PACIFIC PLAYWRIGHTS FESTIVAL This is South Coast Repertory's third-annual festival of new plays, and we really liked the first two. We enjoy sitting in a dark room and watching actors sit on chairs and read from scripts. Not because we particularly like seeing people on chairs reading, but there's something very powerful and enduring about words when they're written and read well, and most of the plays in this year's festival are written by very fine playwrights indeed—including Nilo Cruz, who wrote the very excellent Two Sisters and a Piano and returns with Hortensia and the Museum of Dreams, which not only has a killer title but is also set in Cuba during the pope's 1998 visit. And there's Amy Freed's The Beard of Avon. Freed, who wrote the amazing Freedomland, has written a new play that sounds like a big goof on the age-old debate of who really wrote Shakespeare's plays. There are eight other plays included in the two-week festival, and there's always great talent on hand to make the words sing. South Coast Repertory, Costa Mesa, (714) 708-5555. June 15-25.

NO EXIT Something about the summer gets the wacky thespians at Rude Guerrilla all worked up about French radicals. Last year, it was a one-man show about Jean Genet; this time around, it's Jean Paul Sartre's play No Exit, an intense drama about three people stuck in a room for eternity, which coined the phrase “Hell is other people.” And believe us, we know what that means. Empire Theater, Santa Ana, (714) 547-4688. June 23-July 16.

TROUBADOUR THEATER COMPANY If you don't see this stupendously talented, hyperenergetic creative company perform its annual Shakespeare shtick this summer, then you're just a big dick. There isn't a more energetic, fun and just goddamn funny way to spend a summer night than watching Troubadour rip Shakespeare apart and put him back together again. They're musical, they're physical, and they're pretty good actors. This year's spoof? A Midsummer Saturday Night's Fever Dream. Need we say more? Grove Theater Center's Festival Amphitheater, Garden Grove, (714) 741-9555. July 7-8; July 14-15.
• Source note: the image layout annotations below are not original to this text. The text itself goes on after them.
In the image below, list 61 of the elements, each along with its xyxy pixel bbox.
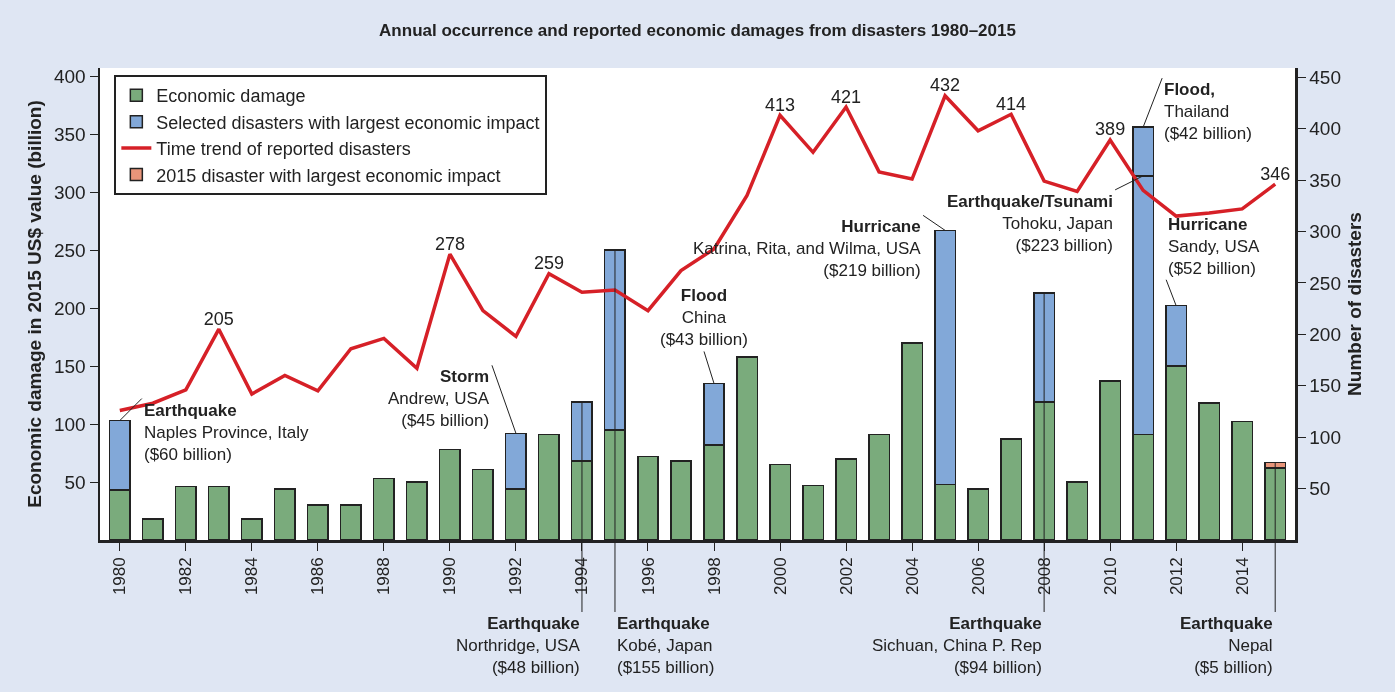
- x-tick-label: 1986: [308, 557, 328, 596]
- x-tick-label: 1994: [572, 557, 592, 596]
- y-tick-label: 300: [54, 181, 86, 203]
- annotation: Flood China ($43 billion): [660, 286, 748, 350]
- chart-title: Annual occurrence and reported economic damages from disasters 1980–2015: [379, 21, 1016, 41]
- annotation: Flood, Thailand ($42 billion): [1164, 80, 1252, 144]
- y-tick-label: 50: [64, 471, 86, 493]
- y2-tick-label: 300: [1309, 221, 1341, 243]
- y2-tick-label: 200: [1309, 323, 1341, 345]
- y2-tick-label: 50: [1309, 478, 1331, 500]
- x-tick-label: 2000: [770, 557, 790, 596]
- data-label: 432: [930, 75, 961, 96]
- annotation: Earthquake Northridge, USA ($48 billion): [456, 614, 581, 678]
- y2-tick-label: 150: [1309, 375, 1341, 397]
- legend-label: Economic damage: [156, 86, 306, 107]
- y2-tick-label: 250: [1309, 272, 1341, 294]
- data-label: 421: [831, 86, 862, 107]
- legend-label: Time trend of reported disasters: [156, 139, 411, 160]
- x-tick-label: 1998: [704, 557, 724, 596]
- y2-tick-label: 400: [1309, 118, 1341, 140]
- y-tick-label: 150: [54, 355, 86, 377]
- x-tick-label: 1990: [440, 557, 460, 596]
- legend-label: Selected disasters with largest economic impact: [156, 112, 540, 133]
- y-tick-label: 350: [54, 123, 86, 145]
- data-label: 389: [1095, 119, 1126, 140]
- data-label: 259: [533, 253, 564, 274]
- annotation: Storm Andrew, USA ($45 billion): [388, 367, 490, 431]
- y2-tick-label: 450: [1309, 66, 1341, 88]
- annotation: Earthquake/Tsunami Tohoku, Japan ($223 billion): [947, 192, 1113, 256]
- y-tick-label: 400: [54, 65, 86, 87]
- annotation: Earthquake Nepal ($5 billion): [1180, 614, 1273, 678]
- x-tick-label: 2012: [1166, 557, 1186, 596]
- y2-axis-title: Number of disasters: [1344, 212, 1366, 396]
- x-tick-label: 1996: [638, 557, 658, 596]
- x-tick-label: 1980: [110, 557, 130, 596]
- data-label: 278: [434, 233, 465, 254]
- x-tick-label: 2002: [836, 557, 856, 596]
- x-tick-label: 2010: [1100, 557, 1120, 596]
- annotation: Earthquake Sichuan, China P. Rep ($94 billion): [872, 614, 1042, 678]
- y-tick-label: 250: [54, 239, 86, 261]
- annotation: Earthquake Kobé, Japan ($155 billion): [617, 614, 715, 678]
- x-tick-label: 1992: [506, 557, 526, 596]
- y2-tick-label: 350: [1309, 169, 1341, 191]
- y-tick-label: 100: [54, 413, 86, 435]
- x-tick-label: 2004: [902, 557, 922, 596]
- data-label: 346: [1260, 163, 1291, 184]
- data-label: 413: [765, 94, 796, 115]
- data-label: 205: [203, 308, 234, 329]
- x-tick-label: 1982: [176, 557, 196, 596]
- annotation: Earthquake Naples Province, Italy ($60 billion): [144, 401, 309, 465]
- data-label: 414: [996, 93, 1027, 114]
- x-tick-label: 2008: [1034, 557, 1054, 596]
- legend-label: 2015 disaster with largest economic impact: [156, 165, 501, 186]
- x-tick-label: 1988: [374, 557, 394, 596]
- y-axis-title: Economic damage in 2015 US$ value (billion): [23, 100, 45, 508]
- x-tick-label: 2014: [1232, 557, 1252, 596]
- annotation: Hurricane Sandy, USA ($52 billion): [1168, 215, 1260, 279]
- y2-tick-label: 100: [1309, 426, 1341, 448]
- x-tick-label: 2006: [968, 557, 988, 596]
- y-tick-label: 200: [54, 297, 86, 319]
- x-tick-label: 1984: [242, 557, 262, 596]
THE GHOST SONATA This marks Sledgehammer Theatre's 2000-2001 season opening, and that's good enough for us. Couple that with the fact that Scott Feldspar (Sledgehammer's guiding force for years and years until a couple of years ago) is directing and the fact that this is the great, foreboding but rarely produced playwright August Strindberg's most cynical, malicious account of man's ill-fated nature, and that makes for a Big Deal in these parts. Sledgehammer Theatre, San Diego, (619) 544-1484. June 25-July 23.

CABARET Before American Beauty, Sam Mendes directed this revival of Kander and Ebb's popular musical about a bunch of degenerates in Nazi Germany. We saw it in New York and fell asleep during the second act, but that might have less to do with the quality of the show than with our drunken discovery of a giant, empty room with sexy red walls and soft, inviting couches. But we do remember it was sleazy and kinky (the show, not the room), and the score has always been one of our guilty pleasures. Orange County Performing Arts Center, Costa Mesa, (714) 708-7878. Aug. 8-13.

TITANIC This is the dumbest idea for a musical ever. Lots of people get on a ship. Ship goes down. Lots of people die—except now they're singing about it. Yet it won four Tony Awards in 1997 for best book, best score, best sets and best musical. What the fuck do they know about theater in New York? It's a dumb idea, and the competition that year among musicals was pretty grim. But we're so sick of this overused, overdone metaphor (Titanic as a symbol of man's hubris, blah-blah-blah) that we might see this show just to take off our trousers and piss on the stage. We're usually feeling mighty bitter in August anyway because that's the month we were born and we think life sucks because no one ever calls us devilishly handsome or impishly cute. Orange County Performing Arts Center, Aug. 22-27.